Later that night, when the guests had left and the house was quiet, I went back to the kitchen for one last piece. 🌙
Only one remained.
I picked it up carefully and held it at eye level.
“You’re not alive,” I whispered playfully. “Right?”

For a second, in the dim kitchen light, it seemed to shine again. I pressed it gently between my fingers. It bounced back, stubborn and soft.
And that’s when I realized something unexpected.
It wasn’t that I thought it was alive.
It was that I had never seen food behave differently before.
Growing up, desserts were cakes, cookies, chocolate bars—predictable, firm, familiar. Mochi challenged that. It stretched. It resisted. It surprised me.
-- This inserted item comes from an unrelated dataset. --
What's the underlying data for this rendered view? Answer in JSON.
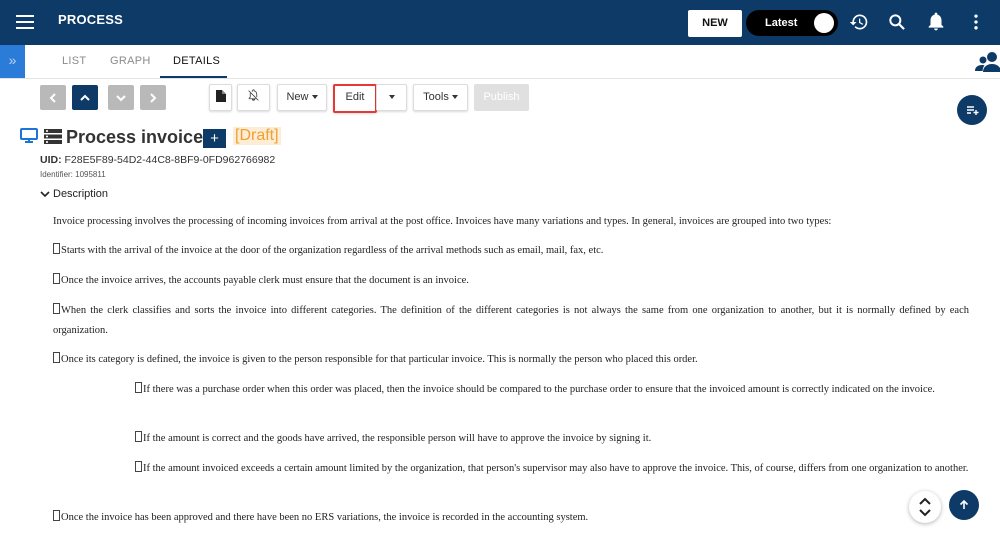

And instead of rejecting it, I had been curious enough to investigate.
Maybe that was the real gift Aunt Mariam brought us—not just sweets from Japan, but a reminder that unfamiliar doesn’t mean dangerous. 🍃
I took a final bite and smiled.
The next week at school, when someone mentioned trying new foods, I found myself telling the entire story dramatically—how I thought it was alive, how I poked it with a spoon, how Mom laughed at me. My classmates listened wide-eyed.
“Was it scary?” one of them asked.
“At first,” I admitted. “But sometimes the scariest things are just things you don’t understand.”
That evening, Aunt Mariam called to check if we liked the mochi. 📞
I told her the truth—that it had nearly caused a kitchen investigation.
She laughed and then said something that stayed with me.
“When I first tried it in Japan,” she confessed, “I thought the same thing.”
And suddenly, the story felt even bigger. It wasn’t just about me being dramatic. It was about stepping into someone else’s world—one bite at a time.
Now, whenever I see matcha mochi in a store window, I smile instead of hesitate. I remember the bounce, the shine, the imagined heartbeat. And I remember that moment in the kitchen when fear turned into curiosity.
Because that little green dessert didn’t just move on a spoon.